December Jobs Report Was Just Fine - Don’t Sweat The Pessimism

The headlines painted a less-than-enthusiastic picture of the report, but December's jobs data was actually pretty healthy. The unemployment rate remains at a multi-decade low 3.5%, and while wage growth fell short of expectations, it's exceeding inflation for the people who need the most income growth...the people at the lower end of the pay scale.

Last month, the economy created a seasonally-adjusted 145,000 new payrolls. That follows an upward-adjusted 266,000 jobs created. That was enough to keep the unemployment rate at 3.5% for a second month in a row, and for a third month in the past four.

Perhaps more telling, as of the end of December, 158.8 million people in the United States had a job. That's another record, up from November's 158.5 million. Meanwhile, the number of unemployed (officially) people slumped to a multi-year figure of 5.75 million, down from 5.81 million a month earlier. The number of people without a job, not looking for one, and not receiving unemployment benefits came in at 4.83 million, more or less in line with November's level, which was up from October's. On balance, however, this cohort is shrinking nicely too, as people who had been displaced and alienated are now easily finding jobs that are paying too much to pass up.

Interestingly, none of that progress was good enough to move the needle on participation rates and employed rates. The labor force participation rate came in at 63.2% again, down ten basis points from October's reading. The bigger trend is still pointed upward, but it's stalling a bit. Meanwhile, 61.0% of the population is working, but that's been the same figure for four months now. The bigger trend is still pointed higher, but there's clear stagnation here.

It's possible, with the unemployment rate at a theoretical, structural low of 3.5%, it's possible these numbers are peaking. Fueling that stall is the ongoing exit of baby-boomers from the workforce. They're still alive. They're just not working.

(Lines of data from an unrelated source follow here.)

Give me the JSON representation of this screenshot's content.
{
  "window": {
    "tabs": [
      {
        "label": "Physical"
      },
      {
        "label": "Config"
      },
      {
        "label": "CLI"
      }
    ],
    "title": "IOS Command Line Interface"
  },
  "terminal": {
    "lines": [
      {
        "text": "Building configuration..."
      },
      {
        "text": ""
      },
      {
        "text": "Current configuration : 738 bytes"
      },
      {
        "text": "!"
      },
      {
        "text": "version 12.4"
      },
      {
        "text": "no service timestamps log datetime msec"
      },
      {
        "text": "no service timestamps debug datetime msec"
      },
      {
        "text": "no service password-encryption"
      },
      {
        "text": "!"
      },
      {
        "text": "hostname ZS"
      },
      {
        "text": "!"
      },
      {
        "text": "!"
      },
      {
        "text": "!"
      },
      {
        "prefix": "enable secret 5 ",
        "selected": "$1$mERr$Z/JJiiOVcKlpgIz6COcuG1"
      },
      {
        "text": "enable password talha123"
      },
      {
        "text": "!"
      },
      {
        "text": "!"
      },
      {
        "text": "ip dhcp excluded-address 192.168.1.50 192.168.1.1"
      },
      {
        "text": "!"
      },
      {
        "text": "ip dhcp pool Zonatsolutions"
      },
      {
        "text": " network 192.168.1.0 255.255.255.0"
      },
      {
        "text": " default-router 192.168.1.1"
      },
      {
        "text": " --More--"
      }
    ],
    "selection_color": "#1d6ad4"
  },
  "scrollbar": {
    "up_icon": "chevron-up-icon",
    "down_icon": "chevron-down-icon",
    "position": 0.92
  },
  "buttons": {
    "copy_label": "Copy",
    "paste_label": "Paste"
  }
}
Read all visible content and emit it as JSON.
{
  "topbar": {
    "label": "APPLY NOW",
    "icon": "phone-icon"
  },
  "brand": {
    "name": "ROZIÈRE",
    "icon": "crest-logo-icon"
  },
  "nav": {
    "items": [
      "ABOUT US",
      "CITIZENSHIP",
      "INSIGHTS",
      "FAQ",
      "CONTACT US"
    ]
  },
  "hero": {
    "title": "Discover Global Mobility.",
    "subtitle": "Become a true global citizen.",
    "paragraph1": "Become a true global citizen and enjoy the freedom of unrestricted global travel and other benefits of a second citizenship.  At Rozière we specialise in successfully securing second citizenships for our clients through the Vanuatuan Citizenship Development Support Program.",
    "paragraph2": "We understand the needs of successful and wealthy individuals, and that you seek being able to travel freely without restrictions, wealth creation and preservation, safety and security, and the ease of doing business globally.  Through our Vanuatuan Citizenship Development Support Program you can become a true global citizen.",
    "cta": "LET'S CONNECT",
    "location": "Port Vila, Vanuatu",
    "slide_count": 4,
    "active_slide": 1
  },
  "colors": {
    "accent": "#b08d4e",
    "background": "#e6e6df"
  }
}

Underscoring that possibility is wage growth. The graphic below doesn't indicate it, only being through November. But, in December, wages "only" grew 2.9% year over year, down from November's 3.1% improvement. That IS the first time since the middle of 2018 it's fallen under 3.0%, but bear in mind that it's now being compared to higher wages that materialized beginning in 2017. Perhaps more important, lower-income workers are seeing wage increases that higher earners aren't. Late last year, the lowest 25% of earners enjoyed pay raises of 4.5%, annualized, while higher income workers only saw 2.9% increases in pay. Strengthening the lower-income segment drivers more consumerism growth than pay growth for higher-earnings workers.

The one small red flag? The length of the work week seems to be stabilizing at the low end of the range one would expect outside of a recession. That nuance was somewhat criticized on Friday, but perhaps more so than it needed to be.

All in all, it wasn't the rock-solid report one could have hoped for... definitely room for improvement. This is also what the beginning of an economic recession would look like. They start slow, and the accelerate. We're nowhere near that sort of risk, however. December's jobs numbers are always an anomaly due to seasonal hiring and weather-related work. The report, on balance, was as firm as it needed to be.